JERUSALEM, THE WALL, AND THE SEPARATION OF WOMEN AND MEN

Kotel_1

Early this morning, in a gray, chilly rain, around ten of us went to the Western Wall (the Kotel) to say morning prayers.  It’s always very moving (and sometimes upsetting) to go to the Kotel.  I’ve been there in summer and fall, alone, with our kids and with groups, to a bar mitzvah and a paratrooper regiment induction (all Israeli military take their oaths there), when I was first pregnant 30+ years ago, and  placed a prayer for our new child’s health into one of the cracks, and countless other times.  One thing remains true.  There’s the Kotel_erica
really big men’s side….   

and the really small and usually (though not today) ridiculously crowded women’s side.  Surprisingly, the separation, like that in the  synagogue, doesn’t bother me.  If I were a young mother whose sons and husband were sitting together while I sat alone, I might feel differently but for some reason I like being with my "sisters" on the women’s side, not worrying about the spiritual condition of anyone but myself.  It’s peaceful.

Of course, in all parts of observant Judaism there’s an undertone of the perplexing – why must women and men be apart for so many of life’s critical moments?  Some of the rules, however they are justified, are difficult and I’m struggling to be available to understand them.  The toughest right now, because we’ve just been learning it, are the Laws of Family Purity and the physical separation of husband and wife any time there is a presence, or recent presence, of menstrual blood.  It’s confusing enough dealing with periods, and the "clean" days after one’s period ends, which must pass before any kind of physical contact (not just sex) is permitted.  Of course rules like these are observed to different degrees by different couples.  Some make token acknowledgment of the requirements.  Some sleep in separate beds.  Some don’t sit on the same couch if there is only one cushion.  SOME won’t even pass a bottle of milk from one hand to the other but place the bottle on the table for the other to retrieve.  OK. That’s a choice – it all comes from brief mentions in the Torah, this is how it’s been interpreted and it’s so private that each couple finds its own way of living within the law.  Women also find their own ways of dealing with what could seem a real stigma.  One of my favorite teachers says it’s a time to "reclaim one’s body for oneself" and further, that the physical restrictions cause couples to deal more openly in verbal terms with many of life’s issues, because physical contact isn’t part of the equation.  I just listen and work to be open-minded – I have learned that much about this world into which I’ve moved becomes intelligible over time – and not to condemn that which I haven’t had a chance to absorb.

Even more confusing and the hardest of all, for me, are the rules of childbirth and miscarriage.  Because we bleed after childbirth, once we are free of birth pains and no longer in distress, in many families the husband does not touch his wife again after that initial support during birth, until the bleeding stops.  One rabbi’s rule:  "Help physically as much as you need to during labor – but the minute the baby is born – no more."  Others say that a post-partum woman is still "sick" so deserving of as much love and affection as she requires.  The same divisions exist after a miscarriage.  The bleeding preempts physical contact once the initial trauma is over.  This is tough stuff.  (There’s also lots to say about the Mikvah – a ritual bath married women visit before resuming sexual relations after periods or childbirth.

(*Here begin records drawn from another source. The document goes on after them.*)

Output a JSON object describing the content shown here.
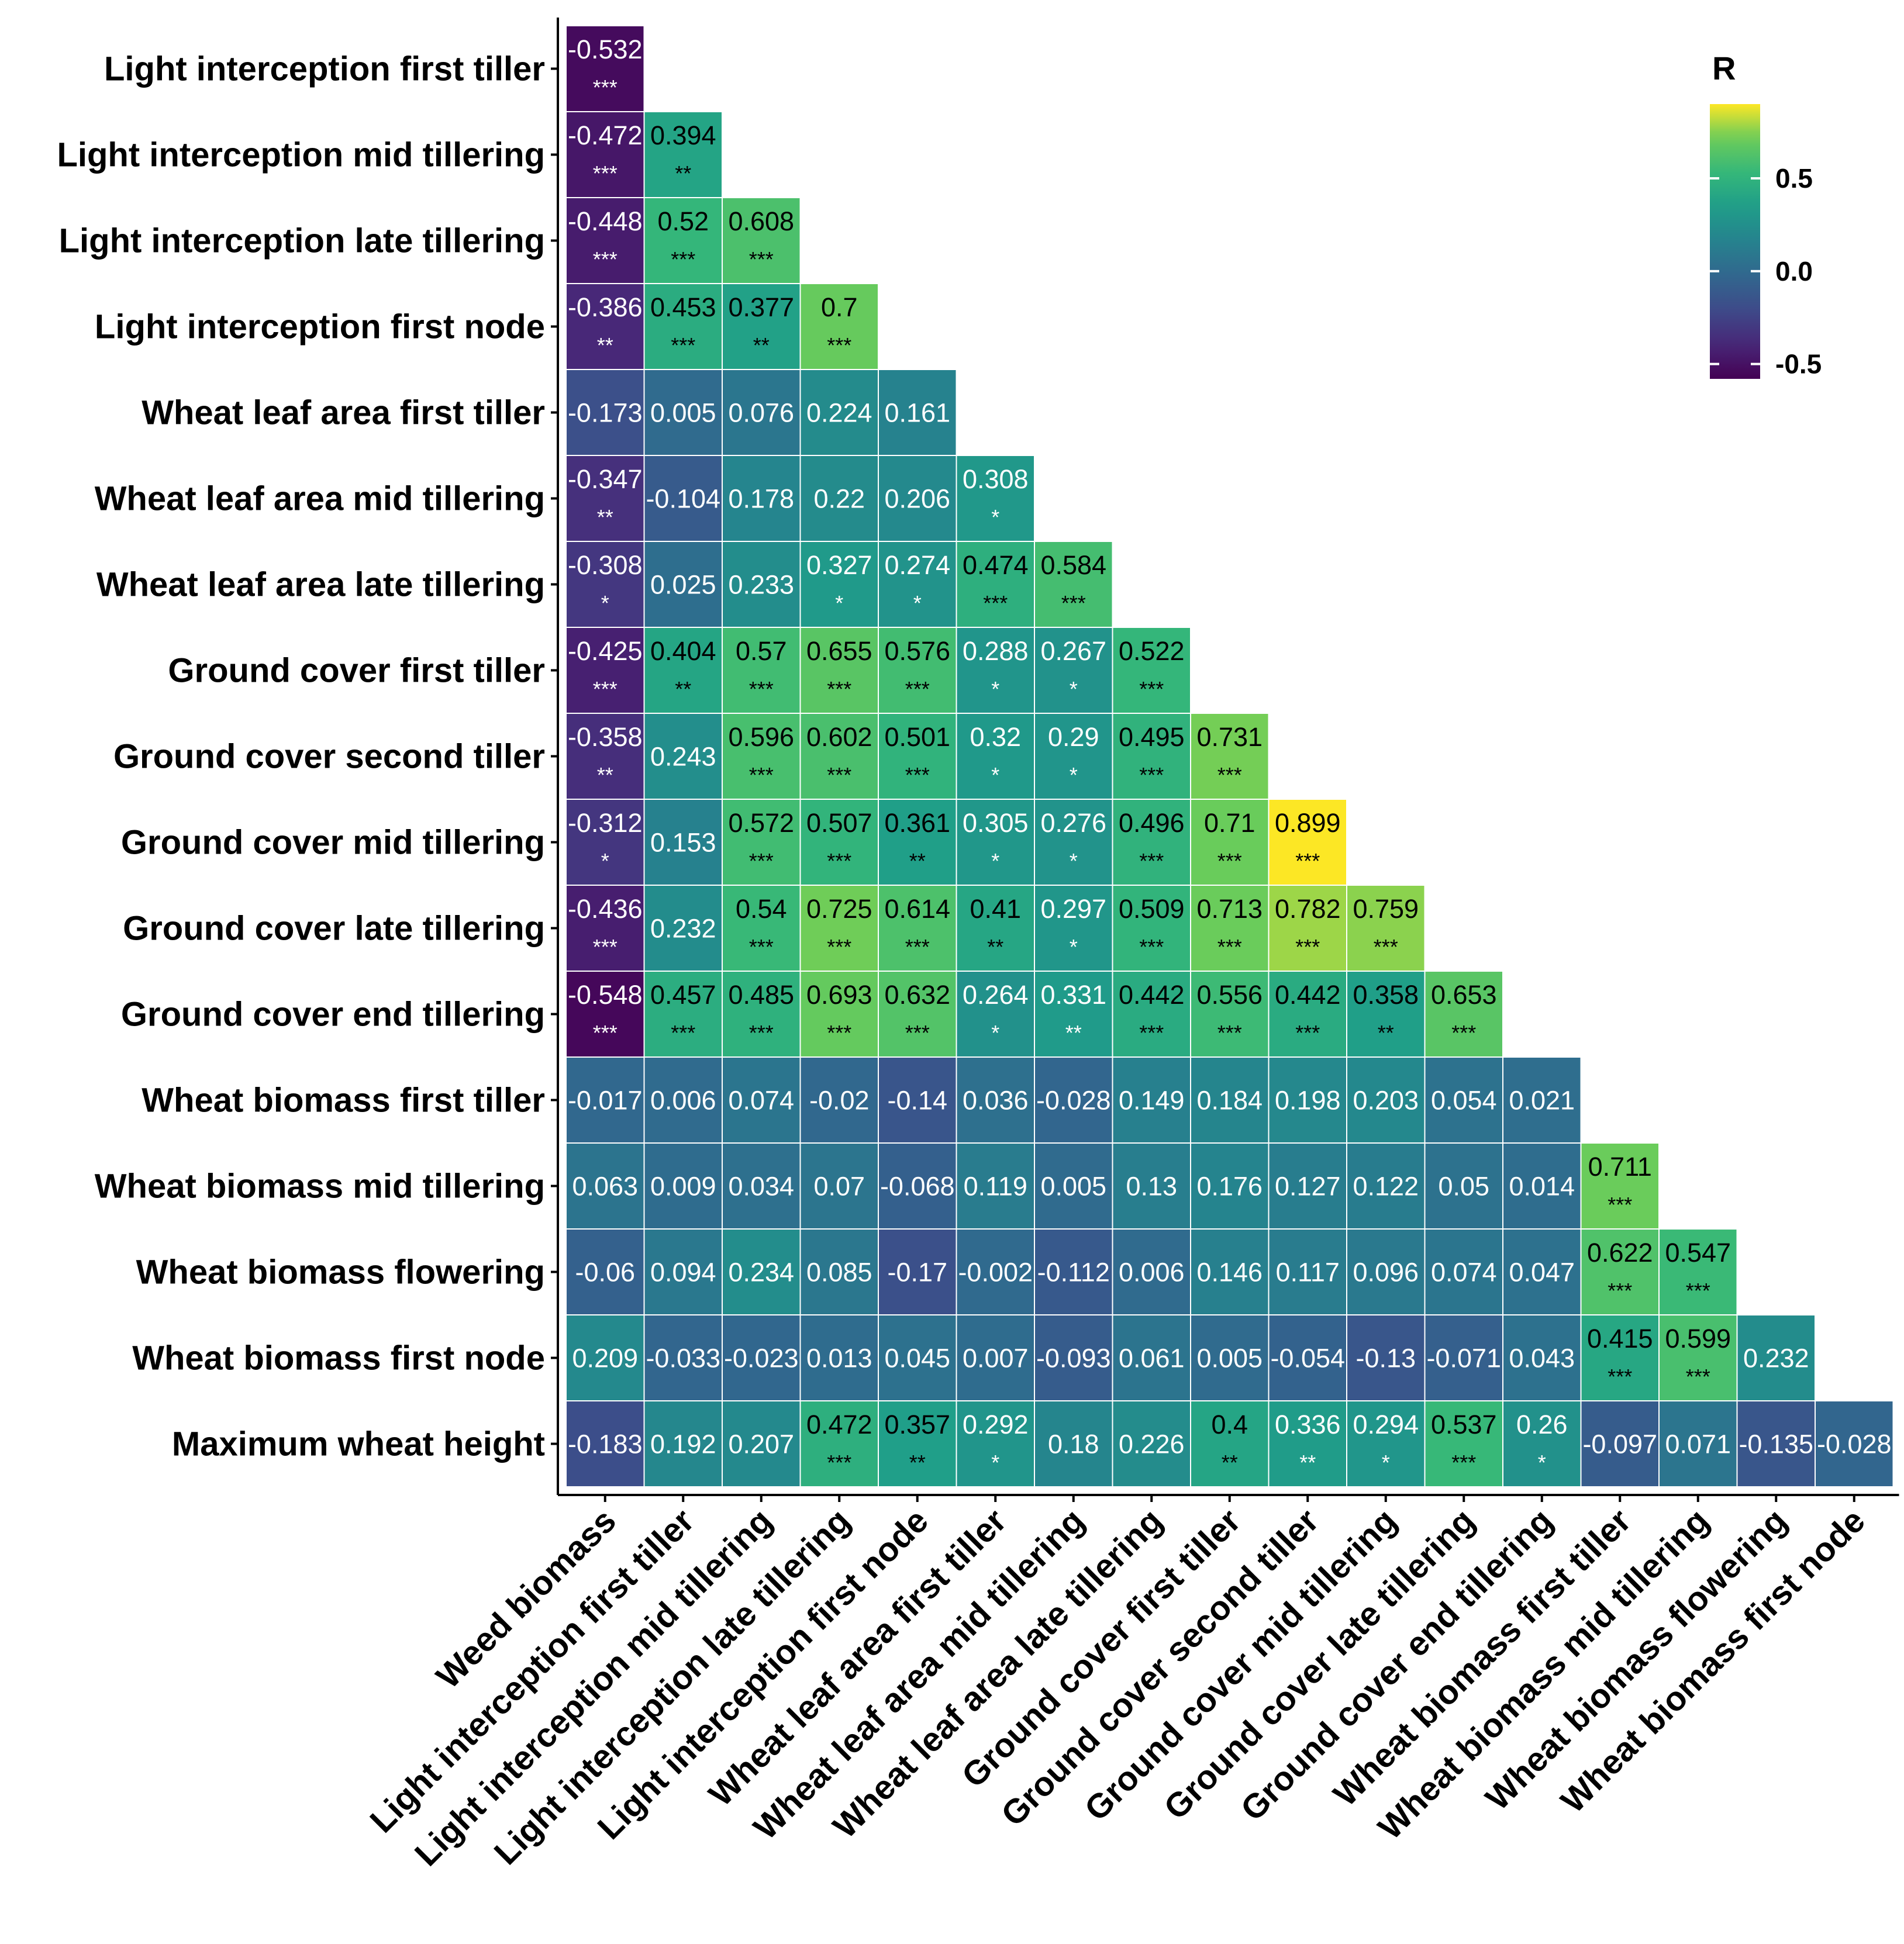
{
  "chart_data": {
    "type": "heatmap",
    "title": "",
    "xlabel": "",
    "ylabel": "",
    "row_labels": [
      "Light interception first tiller",
      "Light interception mid tillering",
      "Light interception late tillering",
      "Light interception first node",
      "Wheat leaf area first tiller",
      "Wheat leaf area mid tillering",
      "Wheat leaf area late tillering",
      "Ground cover first tiller",
      "Ground cover second tiller",
      "Ground cover mid tillering",
      "Ground cover late tillering",
      "Ground cover end tillering",
      "Wheat biomass first tiller",
      "Wheat biomass mid tillering",
      "Wheat biomass flowering",
      "Wheat biomass first node",
      "Maximum wheat height"
    ],
    "col_labels": [
      "Weed biomass",
      "Light interception first tiller",
      "Light interception mid tillering",
      "Light interception late tillering",
      "Light interception first node",
      "Wheat leaf area first tiller",
      "Wheat leaf area mid tillering",
      "Wheat leaf area late tillering",
      "Ground cover first tiller",
      "Ground cover second tiller",
      "Ground cover mid tillering",
      "Ground cover late tillering",
      "Ground cover end tillering",
      "Wheat biomass first tiller",
      "Wheat biomass mid tillering",
      "Wheat biomass flowering",
      "Wheat biomass first node"
    ],
    "values": [
      [
        -0.532
      ],
      [
        -0.472,
        0.394
      ],
      [
        -0.448,
        0.52,
        0.608
      ],
      [
        -0.386,
        0.453,
        0.377,
        0.7
      ],
      [
        -0.173,
        0.005,
        0.076,
        0.224,
        0.161
      ],
      [
        -0.347,
        -0.104,
        0.178,
        0.22,
        0.206,
        0.308
      ],
      [
        -0.308,
        0.025,
        0.233,
        0.327,
        0.274,
        0.474,
        0.584
      ],
      [
        -0.425,
        0.404,
        0.57,
        0.655,
        0.576,
        0.288,
        0.267,
        0.522
      ],
      [
        -0.358,
        0.243,
        0.596,
        0.602,
        0.501,
        0.32,
        0.29,
        0.495,
        0.731
      ],
      [
        -0.312,
        0.153,
        0.572,
        0.507,
        0.361,
        0.305,
        0.276,
        0.496,
        0.71,
        0.899
      ],
      [
        -0.436,
        0.232,
        0.54,
        0.725,
        0.614,
        0.41,
        0.297,
        0.509,
        0.713,
        0.782,
        0.759
      ],
      [
        -0.548,
        0.457,
        0.485,
        0.693,
        0.632,
        0.264,
        0.331,
        0.442,
        0.556,
        0.442,
        0.358,
        0.653
      ],
      [
        -0.017,
        0.006,
        0.074,
        -0.02,
        -0.14,
        0.036,
        -0.028,
        0.149,
        0.184,
        0.198,
        0.203,
        0.054,
        0.021
      ],
      [
        0.063,
        0.009,
        0.034,
        0.07,
        -0.068,
        0.119,
        0.005,
        0.13,
        0.176,
        0.127,
        0.122,
        0.05,
        0.014,
        0.711
      ],
      [
        -0.06,
        0.094,
        0.234,
        0.085,
        -0.17,
        -0.002,
        -0.112,
        0.006,
        0.146,
        0.117,
        0.096,
        0.074,
        0.047,
        0.622,
        0.547
      ],
      [
        0.209,
        -0.033,
        -0.023,
        0.013,
        0.045,
        0.007,
        -0.093,
        0.061,
        0.005,
        -0.054,
        -0.13,
        -0.071,
        0.043,
        0.415,
        0.599,
        0.232
      ],
      [
        -0.183,
        0.192,
        0.207,
        0.472,
        0.357,
        0.292,
        0.18,
        0.226,
        0.4,
        0.336,
        0.294,
        0.537,
        0.26,
        -0.097,
        0.071,
        -0.135,
        -0.028
      ]
    ],
    "significance": [
      [
        "***"
      ],
      [
        "***",
        "**"
      ],
      [
        "***",
        "***",
        "***"
      ],
      [
        "**",
        "***",
        "**",
        "***"
      ],
      [
        "",
        "",
        "",
        "",
        ""
      ],
      [
        "**",
        "",
        "",
        "",
        "",
        "*"
      ],
      [
        "*",
        "",
        "",
        "*",
        "*",
        "***",
        "***"
      ],
      [
        "***",
        "**",
        "***",
        "***",
        "***",
        "*",
        "*",
        "***"
      ],
      [
        "**",
        "",
        "***",
        "***",
        "***",
        "*",
        "*",
        "***",
        "***"
      ],
      [
        "*",
        "",
        "***",
        "***",
        "**",
        "*",
        "*",
        "***",
        "***",
        "***"
      ],
      [
        "***",
        "",
        "***",
        "***",
        "***",
        "**",
        "*",
        "***",
        "***",
        "***",
        "***"
      ],
      [
        "***",
        "***",
        "***",
        "***",
        "***",
        "*",
        "**",
        "***",
        "***",
        "***",
        "**",
        "***"
      ],
      [
        "",
        "",
        "",
        "",
        "",
        "",
        "",
        "",
        "",
        "",
        "",
        "",
        ""
      ],
      [
        "",
        "",
        "",
        "",
        "",
        "",
        "",
        "",
        "",
        "",
        "",
        "",
        "",
        "***"
      ],
      [
        "",
        "",
        "",
        "",
        "",
        "",
        "",
        "",
        "",
        "",
        "",
        "",
        "",
        "***",
        "***"
      ],
      [
        "",
        "",
        "",
        "",
        "",
        "",
        "",
        "",
        "",
        "",
        "",
        "",
        "",
        "***",
        "***",
        ""
      ],
      [
        "",
        "",
        "",
        "***",
        "**",
        "*",
        "",
        "",
        "**",
        "**",
        "*",
        "***",
        "*",
        "",
        "",
        "",
        ""
      ]
    ],
    "legend": {
      "title": "R",
      "ticks": [
        0.5,
        0.0,
        -0.5
      ],
      "tick_labels": [
        "0.5",
        "0.0",
        "-0.5"
      ],
      "range": [
        -0.58,
        0.9
      ],
      "placement": "top-right"
    },
    "colors": [
      "#440154",
      "#3b528b",
      "#21908c",
      "#5dc963",
      "#fde725"
    ]
  }
}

I learned an enormous amount about that today from a generous young, newly-married friend who’s also on this trip.  But I think it’s another post altogether.  I acknowledge that here so you don’t think I’ve omitted it altogether.)

I have waited over a week since our class about this before I posted, in order to allow myself time to think about it.  I’ve brought myself to a position of tolerance and acceptance; those who believe that this is the way God wants us to live, or believe that these are God’s laws which cannot be broken no matter how we feel — these loving souls should "live and be well" within the life’s rules they’ve chosen.  I’m through with condemnations of everything I don’t agree with.  I used to think so many things —  things that this life has taught me were just ONE WAY of seeing the world.  I’m working on reaching that attitude toward these rules of "family purity." 

They arise today because of this trip to the Kotel – just one more separation — that placed this new family information in sharp relief.  I’ve been troubled by it – probably always will be.  But I consider it real growth that I’m working to understand, not deride, these ideas.  What better place to do that than in this holy city?